When I was a little girl I had the fortune of living on almost 50 acres we shared with my mother’s parents. The formidable years of my childhood were spent wandering up the dirt road to visit them whenever I wanted. I could sit and enjoy freshly baked cookies while listening to my grandmother and her sister reminisce about their childhood on their farm in Battle View, North Dakota. It sounded like a very bleak and terribly hard life growing up, even to my young ears.
I learned about doing laundry by hand with soap you made, ways to stretch a meal for 12, rendering lard and making tallow, how to use every part of every animal on the farm, and what it was like to be the youngest of 6 girls and never having so much as a new hair ribbon. Sacrifice, family, frugality, hardship, morals and faith were routine lessons at that table. All those life lessons taught over peanut butter thumbprints and espresso sized cups of watered down coffee were the best times of my youth.
I would leave the kitchen and go out to find my grandfather "Pappy" in the garden. From him I was given the greatest gift- my love of gardening. You can see in the picture above he is walking past 40 acres of corn he planted. My mother is holding me and my brother is walking in front. He always dreamed of being a farmer. Pappy carefully selected the area of the Willamette Valley because at the end of the last ice age a series of floods deposited a thick layer of sediment in the valley, creating a fertile and rich soil. In the 1820's it was publicized as the land of milk and honey. It has mild seasons and if you can tolerate the allergies you WILL develop, it is an amazing place to live. He chose well.
They left California and moved to this piece of property in 1970 with my Pappy's father in tow. In 1976 my parents would follow with us kids. My dad built his first house from foundation to finish work at the age of 26, by himself and on the back of the property. Of course recently he did a remodel on the house and was cursing at his younger self for some of the things "the builder" did, but not too shabby for a gunite guy with no home building experience.
Great Grand Pappy was a teacher, a renaissance man and a beekeeper from Meramec (Crawford Co.), Missouri. I would go into the old barn and look through the frames and extractors, smelling the beeswax and admiring the tall boxes through the dappled light in that dusty barn. In those old barns my brother would work on archery under the tutelage of Pappy and I would learn to shoot firearms aiming at the target by the cherry tree with my little Daisy. So many amazing memories. That cherry tree stands to mark where so many beloved pets have been placed. Before that it held the tire swing where I played for hours in the summer listening to the crickets and grasshoppers herald in the sunset. Now it shelters my beehives and gives shade to the hens when they free range.
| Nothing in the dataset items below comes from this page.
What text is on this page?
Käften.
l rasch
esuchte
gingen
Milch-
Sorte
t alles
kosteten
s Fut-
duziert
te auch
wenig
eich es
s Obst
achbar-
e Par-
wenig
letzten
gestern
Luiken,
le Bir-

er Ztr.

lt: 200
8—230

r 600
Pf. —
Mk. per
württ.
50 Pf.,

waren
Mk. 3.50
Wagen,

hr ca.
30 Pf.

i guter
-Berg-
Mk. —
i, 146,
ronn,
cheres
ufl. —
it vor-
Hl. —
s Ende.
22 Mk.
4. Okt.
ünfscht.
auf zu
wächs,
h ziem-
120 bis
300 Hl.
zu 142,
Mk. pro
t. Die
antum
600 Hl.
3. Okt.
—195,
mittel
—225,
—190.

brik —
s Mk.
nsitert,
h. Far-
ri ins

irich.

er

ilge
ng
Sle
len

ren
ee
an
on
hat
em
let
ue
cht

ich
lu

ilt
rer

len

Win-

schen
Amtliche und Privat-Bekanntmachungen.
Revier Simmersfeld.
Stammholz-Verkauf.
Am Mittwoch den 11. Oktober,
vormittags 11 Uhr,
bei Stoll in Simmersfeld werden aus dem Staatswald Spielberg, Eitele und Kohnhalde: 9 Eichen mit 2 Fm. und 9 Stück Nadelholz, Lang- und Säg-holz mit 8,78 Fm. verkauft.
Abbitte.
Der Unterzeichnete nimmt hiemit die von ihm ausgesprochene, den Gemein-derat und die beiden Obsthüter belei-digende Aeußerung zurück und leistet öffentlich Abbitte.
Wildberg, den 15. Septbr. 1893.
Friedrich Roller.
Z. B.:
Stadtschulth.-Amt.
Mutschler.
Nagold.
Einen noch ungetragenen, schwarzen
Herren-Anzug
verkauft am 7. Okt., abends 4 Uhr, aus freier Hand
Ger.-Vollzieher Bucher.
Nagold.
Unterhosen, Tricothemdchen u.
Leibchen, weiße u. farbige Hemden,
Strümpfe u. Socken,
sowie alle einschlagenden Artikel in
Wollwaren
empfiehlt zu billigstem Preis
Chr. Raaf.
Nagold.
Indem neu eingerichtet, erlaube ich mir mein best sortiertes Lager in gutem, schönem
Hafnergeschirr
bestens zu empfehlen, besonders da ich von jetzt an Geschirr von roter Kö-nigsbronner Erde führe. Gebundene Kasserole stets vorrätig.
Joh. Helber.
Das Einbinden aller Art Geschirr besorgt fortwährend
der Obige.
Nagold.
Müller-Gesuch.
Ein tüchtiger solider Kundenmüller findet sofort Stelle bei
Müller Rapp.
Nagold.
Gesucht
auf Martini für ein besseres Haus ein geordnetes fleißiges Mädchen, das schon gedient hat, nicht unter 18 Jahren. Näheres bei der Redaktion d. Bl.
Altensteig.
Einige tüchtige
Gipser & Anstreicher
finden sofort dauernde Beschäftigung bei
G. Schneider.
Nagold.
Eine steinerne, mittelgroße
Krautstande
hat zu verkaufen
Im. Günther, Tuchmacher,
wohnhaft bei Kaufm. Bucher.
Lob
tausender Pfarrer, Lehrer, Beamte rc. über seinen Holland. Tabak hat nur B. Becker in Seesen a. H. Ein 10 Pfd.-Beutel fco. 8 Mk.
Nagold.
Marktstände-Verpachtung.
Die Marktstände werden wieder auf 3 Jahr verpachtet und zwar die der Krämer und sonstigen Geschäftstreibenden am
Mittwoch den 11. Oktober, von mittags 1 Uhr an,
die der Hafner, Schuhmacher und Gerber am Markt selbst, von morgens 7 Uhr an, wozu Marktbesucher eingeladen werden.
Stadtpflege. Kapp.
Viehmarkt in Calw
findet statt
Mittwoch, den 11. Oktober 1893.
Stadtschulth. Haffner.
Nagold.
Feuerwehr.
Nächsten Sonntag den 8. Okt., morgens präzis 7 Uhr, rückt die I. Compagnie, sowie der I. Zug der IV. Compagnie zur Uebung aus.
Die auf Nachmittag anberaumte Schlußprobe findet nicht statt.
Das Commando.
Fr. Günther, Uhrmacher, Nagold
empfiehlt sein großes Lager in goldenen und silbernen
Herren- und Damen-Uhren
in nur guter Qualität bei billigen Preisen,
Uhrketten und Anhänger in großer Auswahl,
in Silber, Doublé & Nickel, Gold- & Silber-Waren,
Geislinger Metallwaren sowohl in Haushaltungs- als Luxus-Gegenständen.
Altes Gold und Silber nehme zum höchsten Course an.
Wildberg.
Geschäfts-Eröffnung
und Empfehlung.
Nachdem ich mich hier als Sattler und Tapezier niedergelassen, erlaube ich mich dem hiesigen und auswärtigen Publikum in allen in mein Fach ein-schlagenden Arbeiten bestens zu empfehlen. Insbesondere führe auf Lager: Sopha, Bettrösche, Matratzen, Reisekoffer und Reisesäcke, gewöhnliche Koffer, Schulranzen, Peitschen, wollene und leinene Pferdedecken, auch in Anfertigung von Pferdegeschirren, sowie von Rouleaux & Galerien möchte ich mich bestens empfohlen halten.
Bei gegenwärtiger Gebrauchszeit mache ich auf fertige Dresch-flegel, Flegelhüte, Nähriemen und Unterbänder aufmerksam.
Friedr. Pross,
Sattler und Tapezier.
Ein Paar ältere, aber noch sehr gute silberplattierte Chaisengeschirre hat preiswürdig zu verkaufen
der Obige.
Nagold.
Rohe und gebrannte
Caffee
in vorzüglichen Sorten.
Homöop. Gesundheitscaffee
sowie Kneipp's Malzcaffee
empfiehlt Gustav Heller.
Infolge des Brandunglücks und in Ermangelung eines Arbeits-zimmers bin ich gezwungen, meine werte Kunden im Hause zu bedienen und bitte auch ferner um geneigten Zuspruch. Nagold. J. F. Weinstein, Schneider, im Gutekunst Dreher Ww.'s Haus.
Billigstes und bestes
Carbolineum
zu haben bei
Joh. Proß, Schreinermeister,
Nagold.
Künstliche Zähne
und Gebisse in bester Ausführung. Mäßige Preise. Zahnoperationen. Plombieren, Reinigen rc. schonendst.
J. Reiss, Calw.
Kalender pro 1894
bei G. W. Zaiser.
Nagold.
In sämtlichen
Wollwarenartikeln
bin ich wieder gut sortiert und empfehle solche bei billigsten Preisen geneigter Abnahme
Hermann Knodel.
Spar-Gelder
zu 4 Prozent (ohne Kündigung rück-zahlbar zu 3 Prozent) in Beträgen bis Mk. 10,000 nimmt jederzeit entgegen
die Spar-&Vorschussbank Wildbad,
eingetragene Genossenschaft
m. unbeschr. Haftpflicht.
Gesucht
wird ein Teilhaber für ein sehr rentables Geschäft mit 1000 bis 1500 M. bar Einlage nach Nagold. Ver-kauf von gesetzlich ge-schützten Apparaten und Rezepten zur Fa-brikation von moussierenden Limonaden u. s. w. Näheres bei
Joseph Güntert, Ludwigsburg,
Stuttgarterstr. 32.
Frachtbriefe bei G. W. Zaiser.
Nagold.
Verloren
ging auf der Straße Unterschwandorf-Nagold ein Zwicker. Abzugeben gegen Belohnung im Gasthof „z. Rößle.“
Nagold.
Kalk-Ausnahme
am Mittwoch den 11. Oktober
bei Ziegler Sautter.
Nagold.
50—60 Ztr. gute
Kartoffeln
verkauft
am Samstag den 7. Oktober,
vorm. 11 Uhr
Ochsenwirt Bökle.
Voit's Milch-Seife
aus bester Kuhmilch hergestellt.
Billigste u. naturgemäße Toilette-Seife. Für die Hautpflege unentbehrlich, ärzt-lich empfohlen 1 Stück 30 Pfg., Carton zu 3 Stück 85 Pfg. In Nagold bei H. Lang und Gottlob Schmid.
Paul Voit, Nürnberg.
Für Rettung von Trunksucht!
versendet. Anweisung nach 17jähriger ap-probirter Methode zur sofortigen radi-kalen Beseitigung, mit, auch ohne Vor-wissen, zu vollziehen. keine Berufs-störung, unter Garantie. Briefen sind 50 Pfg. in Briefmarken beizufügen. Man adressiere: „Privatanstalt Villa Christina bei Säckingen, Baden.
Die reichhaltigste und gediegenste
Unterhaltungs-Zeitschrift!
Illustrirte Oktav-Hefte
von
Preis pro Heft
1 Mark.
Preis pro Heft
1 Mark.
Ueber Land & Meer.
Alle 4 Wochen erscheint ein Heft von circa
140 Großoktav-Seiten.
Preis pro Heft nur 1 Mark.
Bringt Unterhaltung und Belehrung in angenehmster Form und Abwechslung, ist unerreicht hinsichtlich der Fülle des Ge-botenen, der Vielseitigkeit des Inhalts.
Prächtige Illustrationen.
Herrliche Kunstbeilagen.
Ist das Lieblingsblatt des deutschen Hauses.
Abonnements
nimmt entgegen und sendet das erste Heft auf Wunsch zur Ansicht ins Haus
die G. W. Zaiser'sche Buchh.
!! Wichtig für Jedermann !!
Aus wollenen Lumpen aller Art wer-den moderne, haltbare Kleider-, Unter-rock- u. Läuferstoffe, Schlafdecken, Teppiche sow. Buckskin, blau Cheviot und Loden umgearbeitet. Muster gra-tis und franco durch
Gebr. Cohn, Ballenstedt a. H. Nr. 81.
For all of the careful selecting Pappy did of the location, the timing was bad- and timing is everything. The mid seventies were a tough time to pick up a profession such as farming. Pappy parked the tractor in the equipment barn (the one in the picture above with my dad and I on it) and he turned back to work. Pappy worked for Hughes Aircraft back in California so he would need to start a new adventure here in Oregon, so he bought a shoe shop. He learned to be a cobbler from his great-grandfather. He worked the shop with my great-aunt until his passing. I shined a LOT of shoes, replaced soles and heels, and performed small tasks for them. I learned the different grades of leather, how to tool it, stitch it, and appreciate hand crafted goods. His hands were always stained with shoe wax and he smelled like Lincoln polish. I cursed once and he took the bar of Lava soap off the bathroom sink he used to clean those hands to my mouth. I learned to curse softer. I am stubborn that way.
When Pappy passed away my grandmother sold the homestead to my parents with the condition it stay in the family. They sacrificed so much for a piece of the American Dream. She worked as a waitress until she couldn't anymore. As is the way of life, my great-aunt passed, and then eventually my grandmother. We sold our house, funded a small business and moved into the farmhouse here on the homestead.
Fast forward to today. My parents have decided they are retiring in Idaho, away from my brother and I, and are selling the homestead to Mr. and myself. It isn't my dream home or even close to what I would want for a prepper paradise, but I am fortunate to be here, surrounded by so many beautiful memories of my loved ones. I grew up with the neighbors on both sides of me. They now live at their family homesteads as well.
There isn't a tree, shrub or building I walk past that doesn't have some special memory attached to it. My roots here run as deep and firm as that old cherry tree. I am not just living here, but I am rebuilding it. Putting in a new orchard, nut trees, more berries and grapes, expanding the garden, adding barns and buildings, and creating the kind of home that will be filled with memories for my kids. Maybe they will stay, maybe they will go, and maybe if the do go- they will come home like I did. I know I am not planning to leave it at this point.
So as this homestead changes hands once again to the third generation, I am saddened that my children won't be walking down that dusty road to visit their grandparents like I did. Times change and we have to change with them. After all, adapting is a key trait in preparedness and survival. And that's what this homestead is becoming... A survival homestead. I hope you make the journey with us.